Using an exclamation mark at the head of the IP address introduces an exclusion filter upon the cached list of IP addresses.

This prevents the OID from being checked on the given devices, even if the device IP is also given in a magic word, as above.

In case it is not clear, an IP address and an IP subnet are no different - a /32 subnet mask is assumed in the case of an IP address.

communities

Provide a list of SNMP community strings to the system using this parameter. For each device, at startup, yatg_updater will work out which community to use and cache that for subsequent SNMP polling.

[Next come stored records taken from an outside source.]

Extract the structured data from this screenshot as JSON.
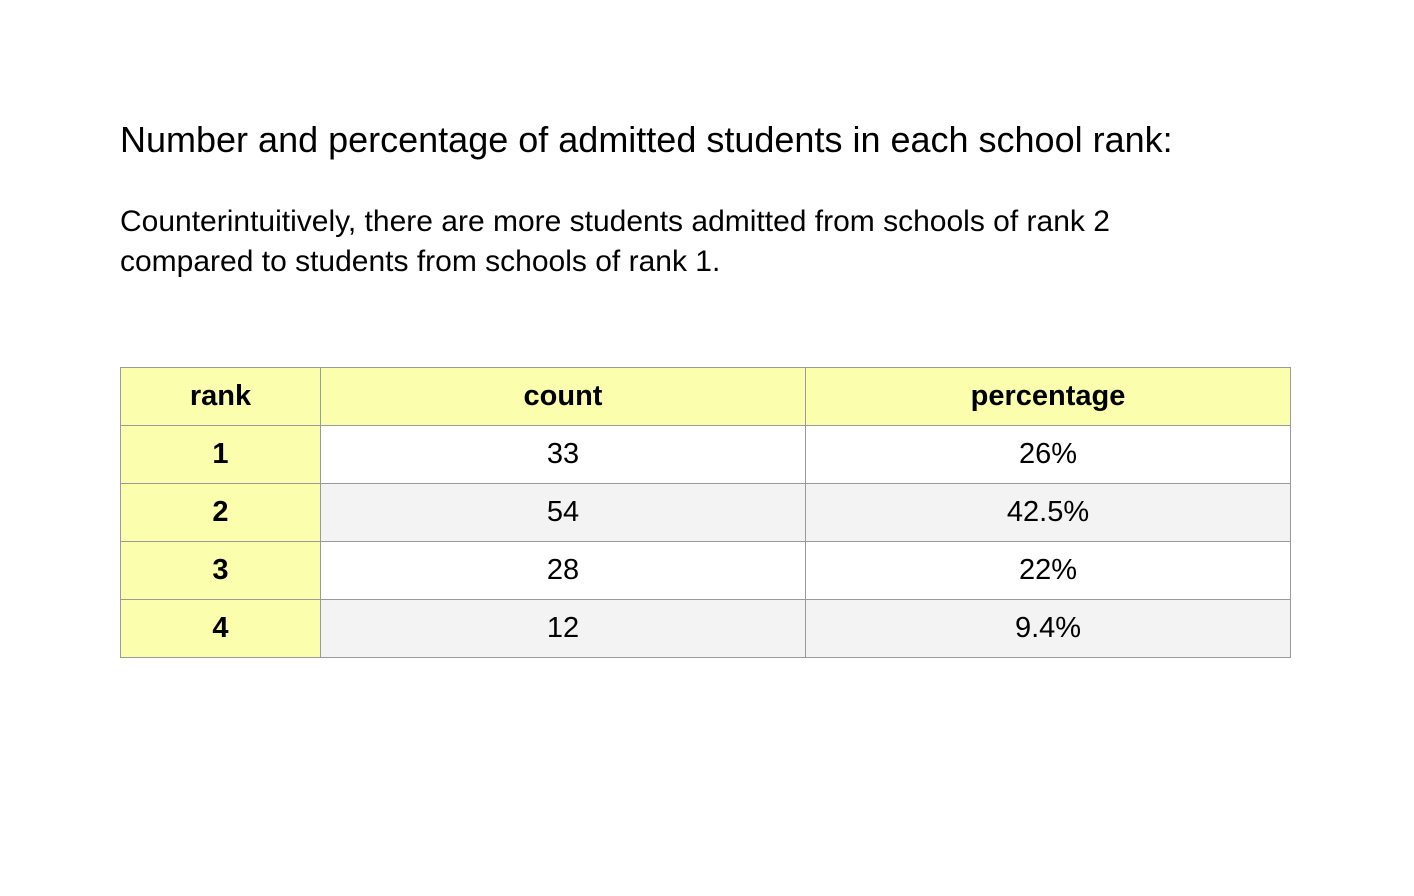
{
  "title": "Number and percentage of admitted students in each school rank:",
  "subtitle": {
    "line1": "Counterintuitively, there are more students admitted from schools of rank 2",
    "line2": "compared to students from schools of rank 1."
  },
  "table": {
    "headers": [
      "rank",
      "count",
      "percentage"
    ],
    "rows": [
      {
        "rank": "1",
        "count": "33",
        "percentage": "26%"
      },
      {
        "rank": "2",
        "count": "54",
        "percentage": "42.5%"
      },
      {
        "rank": "3",
        "count": "28",
        "percentage": "22%"
      },
      {
        "rank": "4",
        "count": "12",
        "percentage": "9.4%"
      }
    ]
  },
  "colors": {
    "header_bg": "#fafead",
    "row_alt_bg": "#f3f3f3",
    "border": "#9a9a9a"
  }
}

For example:

 yatg:
     communities: [public, anotherone]

The default value for this is [ public ].

dbi_connect and the list of devices

At start-up, yatg_updater needs to be given a list of device IPs which it should poll with SNMP. We designed this system to work with NetDisco (a network management system) which populates a back-end database with device IPs. yatg_updater will make a connection to a database and gather IPs.

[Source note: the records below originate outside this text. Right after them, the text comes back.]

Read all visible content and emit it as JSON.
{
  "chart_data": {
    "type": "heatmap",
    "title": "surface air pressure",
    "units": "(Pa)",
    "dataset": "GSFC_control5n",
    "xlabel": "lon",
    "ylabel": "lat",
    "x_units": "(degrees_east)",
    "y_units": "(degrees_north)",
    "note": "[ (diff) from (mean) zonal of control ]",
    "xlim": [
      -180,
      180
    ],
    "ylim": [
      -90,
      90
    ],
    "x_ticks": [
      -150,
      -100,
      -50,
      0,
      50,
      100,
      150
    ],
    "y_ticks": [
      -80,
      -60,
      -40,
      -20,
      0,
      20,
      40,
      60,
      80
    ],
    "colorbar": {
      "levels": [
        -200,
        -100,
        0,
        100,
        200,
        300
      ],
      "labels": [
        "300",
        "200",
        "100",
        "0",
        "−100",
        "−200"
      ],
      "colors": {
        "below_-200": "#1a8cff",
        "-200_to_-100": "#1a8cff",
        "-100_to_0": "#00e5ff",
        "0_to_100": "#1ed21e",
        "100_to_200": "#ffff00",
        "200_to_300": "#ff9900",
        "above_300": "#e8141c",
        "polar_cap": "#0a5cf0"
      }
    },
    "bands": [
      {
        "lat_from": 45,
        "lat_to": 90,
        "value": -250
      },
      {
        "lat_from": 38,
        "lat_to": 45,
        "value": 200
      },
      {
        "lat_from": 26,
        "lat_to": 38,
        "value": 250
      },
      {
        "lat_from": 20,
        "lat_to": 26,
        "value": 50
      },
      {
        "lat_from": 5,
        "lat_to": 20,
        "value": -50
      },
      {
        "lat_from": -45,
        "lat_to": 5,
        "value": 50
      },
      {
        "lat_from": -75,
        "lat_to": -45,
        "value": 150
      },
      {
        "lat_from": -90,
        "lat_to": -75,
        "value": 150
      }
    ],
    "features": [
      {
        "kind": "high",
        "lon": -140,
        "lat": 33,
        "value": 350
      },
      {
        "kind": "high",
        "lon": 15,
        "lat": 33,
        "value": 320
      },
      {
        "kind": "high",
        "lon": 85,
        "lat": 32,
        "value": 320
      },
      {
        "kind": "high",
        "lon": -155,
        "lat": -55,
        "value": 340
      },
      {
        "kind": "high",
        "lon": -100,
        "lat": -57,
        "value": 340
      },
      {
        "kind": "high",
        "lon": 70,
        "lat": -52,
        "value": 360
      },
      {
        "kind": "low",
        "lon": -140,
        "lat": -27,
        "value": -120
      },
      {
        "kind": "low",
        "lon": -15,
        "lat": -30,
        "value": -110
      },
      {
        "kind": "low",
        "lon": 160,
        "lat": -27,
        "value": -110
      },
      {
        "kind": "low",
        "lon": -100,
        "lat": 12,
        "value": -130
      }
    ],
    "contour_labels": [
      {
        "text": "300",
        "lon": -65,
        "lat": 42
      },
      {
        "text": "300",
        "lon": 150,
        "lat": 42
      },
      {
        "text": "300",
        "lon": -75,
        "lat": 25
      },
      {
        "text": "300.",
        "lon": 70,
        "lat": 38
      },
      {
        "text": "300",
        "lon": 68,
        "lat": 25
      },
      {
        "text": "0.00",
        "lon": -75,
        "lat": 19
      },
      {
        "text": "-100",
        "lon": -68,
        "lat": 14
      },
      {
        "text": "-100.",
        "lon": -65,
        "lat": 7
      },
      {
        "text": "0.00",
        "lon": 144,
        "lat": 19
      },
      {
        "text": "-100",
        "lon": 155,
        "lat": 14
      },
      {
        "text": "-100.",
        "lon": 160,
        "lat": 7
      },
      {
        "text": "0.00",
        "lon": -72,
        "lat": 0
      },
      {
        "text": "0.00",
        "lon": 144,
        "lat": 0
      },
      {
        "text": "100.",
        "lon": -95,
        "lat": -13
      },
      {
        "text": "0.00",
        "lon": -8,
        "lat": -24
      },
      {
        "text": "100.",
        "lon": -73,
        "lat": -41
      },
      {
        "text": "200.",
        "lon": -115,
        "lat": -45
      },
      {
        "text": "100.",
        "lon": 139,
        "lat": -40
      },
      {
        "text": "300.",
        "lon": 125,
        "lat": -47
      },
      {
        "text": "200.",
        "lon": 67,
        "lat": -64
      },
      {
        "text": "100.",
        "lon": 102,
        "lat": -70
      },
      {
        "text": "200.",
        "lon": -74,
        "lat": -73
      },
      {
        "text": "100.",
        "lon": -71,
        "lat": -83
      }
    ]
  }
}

By default the SQL query is set for use with NetDisco, so if you use that system you only need alter the DBI connection parameters (password, etc) in the dbi_connect value in the example configuration file.

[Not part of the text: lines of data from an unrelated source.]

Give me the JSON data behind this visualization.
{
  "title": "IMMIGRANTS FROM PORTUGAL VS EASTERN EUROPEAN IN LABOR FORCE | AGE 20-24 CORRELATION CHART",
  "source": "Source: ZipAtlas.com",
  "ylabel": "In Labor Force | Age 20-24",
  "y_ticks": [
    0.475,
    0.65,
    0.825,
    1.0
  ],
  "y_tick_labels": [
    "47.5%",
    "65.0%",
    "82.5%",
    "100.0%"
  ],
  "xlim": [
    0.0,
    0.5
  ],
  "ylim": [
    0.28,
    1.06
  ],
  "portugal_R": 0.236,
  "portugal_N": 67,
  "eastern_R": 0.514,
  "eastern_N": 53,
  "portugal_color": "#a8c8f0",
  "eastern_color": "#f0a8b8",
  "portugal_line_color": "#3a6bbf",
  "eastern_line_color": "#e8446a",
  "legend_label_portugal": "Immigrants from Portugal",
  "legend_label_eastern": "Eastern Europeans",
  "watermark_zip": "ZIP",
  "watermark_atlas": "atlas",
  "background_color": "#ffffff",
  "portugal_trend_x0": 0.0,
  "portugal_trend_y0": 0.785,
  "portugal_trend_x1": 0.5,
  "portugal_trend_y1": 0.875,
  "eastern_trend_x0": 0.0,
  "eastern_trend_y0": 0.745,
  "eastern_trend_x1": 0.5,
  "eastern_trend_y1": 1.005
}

If you want to use a different SQL query, add a new key and value to the configuration like so (this is an example, of course!):

 yatg:
     dbi_ip_query: 'select ip from device;'

The query must return a single list of IPs. If you don't have a back-end database with such information, then install SQLite and quickly set one up. It's good practice for asset management, if nothing else.

mibdirs

If you use NetDisco, and have the MIB files from that distribution installed in /usr/share/netdisco/mibs/... then you can probably ignore this as the default will work.

Otherwise, you must provide this application with all the MIBs required to translate leaf names to OIDs and get data types for polled values. This key takes a list of directories on your system which contain MIB files. They will all be loaded when yatg_updater starts, so only specify what you need otherwise that will take a long time. Also make sure all references in the MIBs are resolvable to other MIBs. There is a bug in the current release of NetDisco MIBs as it is missing two MIB files.

Here is an example in YAML:

 yatg:
     mibdirs:
         ['/usr/share/netdisco/mibs/cisco',
          '/usr/share/netdisco/mibs/rfc',
          '/usr/share/netdisco/mibs/net-snmp']

OPTIONAL CONFIGURATION

There are some additional, optional keys for the oids section:

interval

yatg_updater polls all devices at a given interval. Provide a number of settings to this key if you want to override the default of 300 (5 minutes).

timeout

If the poller does not return data from all devices within timeout seconds, then the application will die. The default is 280. You should always have a little head-room between the timeout and interval.

max_pollers

This system uses SNMP::Effective for the SNMP polling, which is a fast, lightweight wrapper to the SNMP perl libraries. SNMP::Effective polls asynchronously and you can set the maximum number of polls which are happening at once using this key. The default is 20 which is reasonably for any modern computer.

debug

If this key has a true value, yatg_updater will print out various messages on standard output, instead of using a log file. It's handy for testing, and defaults to false of course.

LOGGING CONFIGURATION

This module uses Log::Dispatch::Syslog for logging, and by default will log timing data to your system's syslog service. The following parameters can be overridden in a section at the same level as oids, but called log_dispatch_syslog:

name and ident

These are the tokens used to identify the process to syslog, and both default to yatg.

min_level

By default the logging level will be info so override this to change that.

facility

By default the syslog facility will be local1 so override this to change that.

Here is an example of what you might do:

 log_dispatch_syslog:
     name:       'my_app'
     ident:      'my_app'
     min_level:  'warning'
     facility:   'local4'

SEE ALSO

http://www.netdisco.org/
http://www.sqlite.org/

AUTHOR

Oliver Gorwits <oliver@cpan.org>

COPYRIGHT AND LICENSE

This software is copyright (c) 2011 by University of Oxford.

This is free software; you can redistribute it and/or modify it under the same terms as the Perl 5 programming language system itself.